Maça gelecek olursak... İlk yarısı ve ikinci yarısı farklı karakterlerde oynanan bir maçtı diyebilirim. Zira bilhassa ilk çeyrekte olmak üzere ilk yarının tamamında Madrid hayli üstün ve baskılı bir oyun sergiledi. Öyle ki; Olimpiakos 20 dk. boyunca sadece 20 sayı üretebilirken; Madrid çoktan farkı 17'ye kadar çıkarmayı başarmıştı. Fakat ikinci yarının sonlarına doğru Olimpiakos farkı 5'e kadar indirdi; o aşamada Madrid biraz sallanmaya başlamıştı yaşanan telaşla birlikte. Lakin Papaloukas ve Vasilopoulos'ın top kayıpları ve Madrid'in Amerikalısı Louis Block'un sayılarıyla birlikte oyunu tekrar kendi lehlerine çevirmeyi başardılar.

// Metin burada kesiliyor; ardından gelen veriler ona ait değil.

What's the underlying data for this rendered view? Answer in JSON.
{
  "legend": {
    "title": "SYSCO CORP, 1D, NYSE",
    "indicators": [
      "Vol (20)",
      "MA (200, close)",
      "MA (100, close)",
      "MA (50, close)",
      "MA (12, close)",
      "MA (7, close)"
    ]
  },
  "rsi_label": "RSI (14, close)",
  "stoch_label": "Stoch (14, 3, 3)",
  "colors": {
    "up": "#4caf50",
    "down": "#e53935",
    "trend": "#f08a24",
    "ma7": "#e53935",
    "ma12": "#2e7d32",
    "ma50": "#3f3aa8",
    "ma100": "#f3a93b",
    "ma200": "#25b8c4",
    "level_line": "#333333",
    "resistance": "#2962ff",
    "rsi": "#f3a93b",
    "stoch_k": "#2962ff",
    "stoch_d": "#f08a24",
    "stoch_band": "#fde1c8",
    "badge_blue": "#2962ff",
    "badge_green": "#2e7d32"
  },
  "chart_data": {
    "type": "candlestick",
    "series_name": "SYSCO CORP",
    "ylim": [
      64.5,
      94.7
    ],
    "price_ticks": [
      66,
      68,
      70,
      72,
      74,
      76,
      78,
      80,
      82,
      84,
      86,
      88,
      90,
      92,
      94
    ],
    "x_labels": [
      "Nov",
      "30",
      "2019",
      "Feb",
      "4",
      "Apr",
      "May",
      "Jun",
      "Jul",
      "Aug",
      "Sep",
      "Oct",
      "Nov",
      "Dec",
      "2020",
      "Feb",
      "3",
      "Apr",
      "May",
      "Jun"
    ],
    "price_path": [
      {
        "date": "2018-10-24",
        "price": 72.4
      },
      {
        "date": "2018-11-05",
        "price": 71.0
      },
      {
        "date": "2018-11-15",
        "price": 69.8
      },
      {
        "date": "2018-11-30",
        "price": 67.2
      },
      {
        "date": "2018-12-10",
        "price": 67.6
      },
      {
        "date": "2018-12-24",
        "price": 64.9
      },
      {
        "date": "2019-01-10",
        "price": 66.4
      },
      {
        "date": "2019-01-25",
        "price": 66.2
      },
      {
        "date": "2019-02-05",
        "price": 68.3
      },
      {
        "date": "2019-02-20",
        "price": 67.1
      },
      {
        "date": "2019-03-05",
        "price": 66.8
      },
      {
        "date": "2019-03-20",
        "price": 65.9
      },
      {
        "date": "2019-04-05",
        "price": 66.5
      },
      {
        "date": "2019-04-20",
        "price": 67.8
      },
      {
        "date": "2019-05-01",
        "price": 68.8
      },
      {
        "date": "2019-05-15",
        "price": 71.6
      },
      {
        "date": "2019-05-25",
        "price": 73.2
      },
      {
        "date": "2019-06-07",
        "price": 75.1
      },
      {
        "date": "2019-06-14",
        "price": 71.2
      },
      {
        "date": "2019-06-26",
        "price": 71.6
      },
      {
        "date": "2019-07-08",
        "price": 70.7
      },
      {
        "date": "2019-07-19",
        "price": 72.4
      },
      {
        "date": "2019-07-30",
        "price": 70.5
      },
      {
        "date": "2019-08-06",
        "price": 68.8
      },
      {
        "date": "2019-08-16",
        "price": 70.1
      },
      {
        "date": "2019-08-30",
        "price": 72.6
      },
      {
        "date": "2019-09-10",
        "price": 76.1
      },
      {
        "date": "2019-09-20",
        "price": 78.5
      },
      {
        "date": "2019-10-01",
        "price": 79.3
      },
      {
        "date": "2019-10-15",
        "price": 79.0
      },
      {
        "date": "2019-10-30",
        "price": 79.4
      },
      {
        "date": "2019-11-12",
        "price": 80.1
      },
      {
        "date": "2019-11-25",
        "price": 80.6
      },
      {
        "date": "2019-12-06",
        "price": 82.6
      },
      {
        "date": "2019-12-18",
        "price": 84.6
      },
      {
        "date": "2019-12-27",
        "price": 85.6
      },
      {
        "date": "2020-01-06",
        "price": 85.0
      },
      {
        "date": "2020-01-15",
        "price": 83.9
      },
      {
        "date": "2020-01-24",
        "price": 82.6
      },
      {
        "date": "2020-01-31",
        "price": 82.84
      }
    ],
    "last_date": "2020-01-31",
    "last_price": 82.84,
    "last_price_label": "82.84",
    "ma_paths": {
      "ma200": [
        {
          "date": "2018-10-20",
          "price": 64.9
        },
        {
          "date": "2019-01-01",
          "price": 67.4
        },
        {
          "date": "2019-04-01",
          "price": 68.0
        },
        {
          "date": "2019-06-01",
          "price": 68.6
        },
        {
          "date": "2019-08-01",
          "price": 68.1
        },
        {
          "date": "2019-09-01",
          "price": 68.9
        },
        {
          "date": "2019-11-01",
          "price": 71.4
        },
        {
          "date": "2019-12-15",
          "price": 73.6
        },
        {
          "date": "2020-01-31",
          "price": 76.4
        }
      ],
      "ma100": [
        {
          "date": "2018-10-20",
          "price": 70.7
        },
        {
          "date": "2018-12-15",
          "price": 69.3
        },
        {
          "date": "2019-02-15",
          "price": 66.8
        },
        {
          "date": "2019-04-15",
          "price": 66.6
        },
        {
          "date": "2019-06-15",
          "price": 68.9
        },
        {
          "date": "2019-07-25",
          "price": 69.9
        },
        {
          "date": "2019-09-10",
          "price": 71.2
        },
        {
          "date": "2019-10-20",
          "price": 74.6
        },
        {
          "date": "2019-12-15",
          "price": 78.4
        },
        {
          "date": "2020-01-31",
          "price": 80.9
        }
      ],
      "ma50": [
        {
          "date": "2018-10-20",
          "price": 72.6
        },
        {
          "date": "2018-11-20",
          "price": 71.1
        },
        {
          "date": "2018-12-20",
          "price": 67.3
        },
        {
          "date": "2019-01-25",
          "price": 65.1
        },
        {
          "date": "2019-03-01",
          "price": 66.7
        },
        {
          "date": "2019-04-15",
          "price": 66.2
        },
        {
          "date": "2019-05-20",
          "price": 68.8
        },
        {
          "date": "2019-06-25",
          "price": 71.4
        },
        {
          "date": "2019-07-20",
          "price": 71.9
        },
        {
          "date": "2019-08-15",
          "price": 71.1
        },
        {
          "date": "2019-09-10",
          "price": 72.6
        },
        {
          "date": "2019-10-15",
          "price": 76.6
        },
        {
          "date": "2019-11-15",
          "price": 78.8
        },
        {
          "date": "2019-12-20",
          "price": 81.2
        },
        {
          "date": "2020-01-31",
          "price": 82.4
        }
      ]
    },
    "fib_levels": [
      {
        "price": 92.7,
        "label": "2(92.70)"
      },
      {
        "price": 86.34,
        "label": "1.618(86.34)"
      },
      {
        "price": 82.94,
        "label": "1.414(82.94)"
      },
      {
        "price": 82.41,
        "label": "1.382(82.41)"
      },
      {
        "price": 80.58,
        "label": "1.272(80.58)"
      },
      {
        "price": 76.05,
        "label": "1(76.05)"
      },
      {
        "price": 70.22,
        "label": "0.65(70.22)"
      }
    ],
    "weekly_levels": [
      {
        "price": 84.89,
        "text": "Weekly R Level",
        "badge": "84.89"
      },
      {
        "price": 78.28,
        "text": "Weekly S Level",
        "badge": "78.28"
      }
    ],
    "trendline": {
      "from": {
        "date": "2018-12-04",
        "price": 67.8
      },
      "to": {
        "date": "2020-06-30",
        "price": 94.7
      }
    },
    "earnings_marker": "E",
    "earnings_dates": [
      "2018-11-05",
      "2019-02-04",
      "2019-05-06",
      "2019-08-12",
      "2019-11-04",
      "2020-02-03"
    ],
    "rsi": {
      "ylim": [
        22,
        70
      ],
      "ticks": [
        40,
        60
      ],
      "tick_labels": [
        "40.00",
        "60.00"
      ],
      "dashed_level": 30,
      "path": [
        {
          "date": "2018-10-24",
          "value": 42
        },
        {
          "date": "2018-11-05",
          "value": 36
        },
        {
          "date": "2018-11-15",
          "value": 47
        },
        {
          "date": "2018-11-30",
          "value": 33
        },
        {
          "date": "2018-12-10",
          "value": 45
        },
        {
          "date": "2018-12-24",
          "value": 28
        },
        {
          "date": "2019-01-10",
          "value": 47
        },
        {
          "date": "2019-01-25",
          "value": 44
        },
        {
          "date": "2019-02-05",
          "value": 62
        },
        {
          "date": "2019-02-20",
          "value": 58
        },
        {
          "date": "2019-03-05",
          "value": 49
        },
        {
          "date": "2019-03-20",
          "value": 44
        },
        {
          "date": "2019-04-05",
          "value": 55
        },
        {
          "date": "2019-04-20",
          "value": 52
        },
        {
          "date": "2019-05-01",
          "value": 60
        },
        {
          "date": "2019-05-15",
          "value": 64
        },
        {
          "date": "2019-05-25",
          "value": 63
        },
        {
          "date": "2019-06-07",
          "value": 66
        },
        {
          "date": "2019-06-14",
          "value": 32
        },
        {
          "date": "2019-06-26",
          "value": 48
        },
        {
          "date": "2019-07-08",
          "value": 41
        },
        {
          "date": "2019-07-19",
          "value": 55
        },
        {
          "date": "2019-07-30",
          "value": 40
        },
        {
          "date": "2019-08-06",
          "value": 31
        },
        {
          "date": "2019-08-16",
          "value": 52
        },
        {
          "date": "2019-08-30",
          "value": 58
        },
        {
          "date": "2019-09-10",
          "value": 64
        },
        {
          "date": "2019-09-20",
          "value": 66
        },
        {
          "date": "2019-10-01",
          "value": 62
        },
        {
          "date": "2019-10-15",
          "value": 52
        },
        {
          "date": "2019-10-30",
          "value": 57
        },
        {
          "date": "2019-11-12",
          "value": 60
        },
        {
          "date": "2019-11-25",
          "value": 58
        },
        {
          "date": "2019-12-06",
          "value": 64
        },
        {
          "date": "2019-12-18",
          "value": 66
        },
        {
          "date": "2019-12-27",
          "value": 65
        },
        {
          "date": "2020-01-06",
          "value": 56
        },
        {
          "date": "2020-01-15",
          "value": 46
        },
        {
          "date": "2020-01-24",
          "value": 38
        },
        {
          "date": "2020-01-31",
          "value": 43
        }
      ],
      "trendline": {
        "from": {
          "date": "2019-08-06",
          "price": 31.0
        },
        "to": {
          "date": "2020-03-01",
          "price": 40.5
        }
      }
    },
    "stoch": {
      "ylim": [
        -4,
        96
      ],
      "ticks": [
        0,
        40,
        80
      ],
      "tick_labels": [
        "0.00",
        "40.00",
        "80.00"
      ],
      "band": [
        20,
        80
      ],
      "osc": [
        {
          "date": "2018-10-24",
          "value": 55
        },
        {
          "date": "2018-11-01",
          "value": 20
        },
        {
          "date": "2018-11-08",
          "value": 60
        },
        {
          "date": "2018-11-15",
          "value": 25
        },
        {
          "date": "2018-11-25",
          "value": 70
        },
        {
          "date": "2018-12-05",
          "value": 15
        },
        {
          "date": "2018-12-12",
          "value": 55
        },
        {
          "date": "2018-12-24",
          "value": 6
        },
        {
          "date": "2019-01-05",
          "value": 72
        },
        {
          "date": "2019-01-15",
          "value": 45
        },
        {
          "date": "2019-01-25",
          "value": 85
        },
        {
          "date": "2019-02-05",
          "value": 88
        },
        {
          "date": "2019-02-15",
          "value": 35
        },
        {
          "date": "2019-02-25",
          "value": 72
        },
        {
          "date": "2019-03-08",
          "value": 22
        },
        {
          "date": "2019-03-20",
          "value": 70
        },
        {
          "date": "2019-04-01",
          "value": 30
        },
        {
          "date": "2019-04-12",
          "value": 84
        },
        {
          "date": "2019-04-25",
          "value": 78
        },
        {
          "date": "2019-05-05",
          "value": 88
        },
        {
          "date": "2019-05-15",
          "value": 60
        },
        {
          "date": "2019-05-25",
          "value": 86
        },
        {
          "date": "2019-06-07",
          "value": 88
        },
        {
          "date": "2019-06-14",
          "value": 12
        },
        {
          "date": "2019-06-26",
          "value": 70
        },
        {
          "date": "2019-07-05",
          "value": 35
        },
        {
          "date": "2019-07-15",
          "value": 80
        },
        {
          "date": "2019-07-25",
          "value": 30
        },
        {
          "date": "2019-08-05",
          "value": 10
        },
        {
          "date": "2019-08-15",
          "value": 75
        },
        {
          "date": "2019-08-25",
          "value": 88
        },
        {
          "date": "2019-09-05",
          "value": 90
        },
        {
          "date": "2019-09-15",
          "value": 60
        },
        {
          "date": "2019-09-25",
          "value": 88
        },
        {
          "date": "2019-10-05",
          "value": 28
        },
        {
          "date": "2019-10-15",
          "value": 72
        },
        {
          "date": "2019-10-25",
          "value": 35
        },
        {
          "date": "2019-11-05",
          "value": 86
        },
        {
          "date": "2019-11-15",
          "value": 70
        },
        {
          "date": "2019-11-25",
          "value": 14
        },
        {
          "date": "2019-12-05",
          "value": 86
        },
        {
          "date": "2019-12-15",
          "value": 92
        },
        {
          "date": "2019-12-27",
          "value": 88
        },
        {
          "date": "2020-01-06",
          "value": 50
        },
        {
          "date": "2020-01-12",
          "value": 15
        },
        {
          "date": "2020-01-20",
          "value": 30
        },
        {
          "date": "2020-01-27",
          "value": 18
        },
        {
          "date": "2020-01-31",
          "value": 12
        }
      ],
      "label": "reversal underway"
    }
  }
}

Şahsi fikrim; koç Yannakis'in ikinci yarıda bilhassa Yunan basketbolculardan oluşan dirençli bir ekibi sahada tutması sayesinde Olimpiakos farkı kapatabildi. Bourousis, Printezis, Vasilopoulos ve Papaloukas'ın içerisinde bulunduğu ilk 5 fiziksel manada savunmada Real Madrid'i hayli bozmayı başardı. Bu arada Jennaro Pargo'nun ne kadar gereksiz bir transfer olduğu da bir kez daha ortaya çıktı diye düşünüyorum. Lynn Greer varken; Pargo'ya tonla para vermek ve üzerine sahada tutmak hiç mantıklı değil. Hele kriz ortamının giderek yaygınlaştığı zamanlarda eldeki parayı daha idareli ve efektif kullanmak lazım.

Bu arada bahsetmeden de geçemeyeceğim; Madrid'in pota altı oyuncuları dünya üzerindeki en itici ve en antipatik adamlardır heralde. Alex Mumbru, Axel Hervelle, Tomas van den Spiegel... Hele Jeremiah Massey yok mu! Dün o kadar tahrik edici hareketleri vardı ki, bir noktadan sonra Olimpiakos'u desteklemekten kendimi alamadım.

Diğer maçlarda, Panathinaikos deplasmanda Siena'yı 72-53 gibi farklı bir skorla mağlup ederek geçen hafta evindeki mağlubiyeti telafi edip ibreyi tekrardan kendi tarafına çevirmeyi başardı. Tau Ceramica ise evinde Barcelona'yı geçerek seriyi 2-1'e getirdi çok önemli bir avantaj elde etti. Eğer perşembe günü yine kendi sahalarında oynanacak maçı kazanabilirlerse Final Four'a adlarını yazdıracaklar.

1 yorum:

  1. Partizan-Cska maçını izleme fırsatı buldum.Partizan Velickoviç'in yanına bir oyuncu daha çıkartabilseydi belki seriyi 1 maç daha uzatabilirdi.Sezona çok iyi başlayan Tepiç son 2 aydır düşüşte.Dün Tripkoviçte 9 da 0 ile oynayınca malubiyet kaçınılmaz oldu.